Any help would be appreciated.
Has anyone experienced any of the following errors on their F330 (or any other) filer running Release 4.0.1c?
It's probably appropriate to address all of these questions to NetApp Support... they can help with this.
1.) Unexplained reboots
In my experience these are usually caused by the watchdog timer resetting the system in the event of a fatal error. This is much better than hanging the system forever. If you download the latest firmware revision from now.netapp.com, you will get confirmation of a watchdog event in the syslog messages.
2.) portmapper errors-> [portmapper]: portmap: prog (100004,2,2) not registered
This is caused by other hosts on the network attempting to contact a service on the filer that it doesn't have. The above example is quite common because it's a broadcast for an NIS server. However, other program numbers can be seen (like proprietary ports for various services) if they try to talk to the filer.
I think setting your /etc/syslog.conf to not log at debug level will suppress these messages.
3.) rsh hangs -> "system hung (rshd_0)!"
This sounds like a definite bug... NetApp Support can analyze the core file.

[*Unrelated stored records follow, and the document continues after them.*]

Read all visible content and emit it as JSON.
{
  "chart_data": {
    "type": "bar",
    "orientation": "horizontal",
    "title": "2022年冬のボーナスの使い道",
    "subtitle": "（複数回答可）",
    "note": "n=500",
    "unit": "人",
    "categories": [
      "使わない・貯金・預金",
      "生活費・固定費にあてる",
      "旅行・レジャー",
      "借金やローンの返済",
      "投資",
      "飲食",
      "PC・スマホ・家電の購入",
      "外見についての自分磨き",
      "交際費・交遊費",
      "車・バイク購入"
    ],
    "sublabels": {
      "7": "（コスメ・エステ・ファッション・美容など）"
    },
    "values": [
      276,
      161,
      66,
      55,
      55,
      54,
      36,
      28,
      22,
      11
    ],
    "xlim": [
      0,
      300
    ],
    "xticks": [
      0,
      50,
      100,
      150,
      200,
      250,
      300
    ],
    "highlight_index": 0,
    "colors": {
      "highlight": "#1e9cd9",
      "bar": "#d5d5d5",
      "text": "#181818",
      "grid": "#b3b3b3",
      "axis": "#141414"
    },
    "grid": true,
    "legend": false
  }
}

4.) machine check -> MACHINE CHECK: addr 0037470c,mctd,PCMC ERRSTS 8
I *think* these are usually memory parity errors, but again Support would be able to tell you for sure. In this case, the server reboots rather than corrupting your data... this is a good thing! If it happens rarely it should not be an issue; if it's happening too often you may need a memory or motherboard replacement. For more reliability you could consider an F540, F520, or F630... they have ECC correction on single-bit errors.
5.) crash -> "trap 13 code=0 eip=20625f cs=8 eflangs=10202"
The crash from 5 is also something Support should analyze. Looks like a seg fault.
Bruce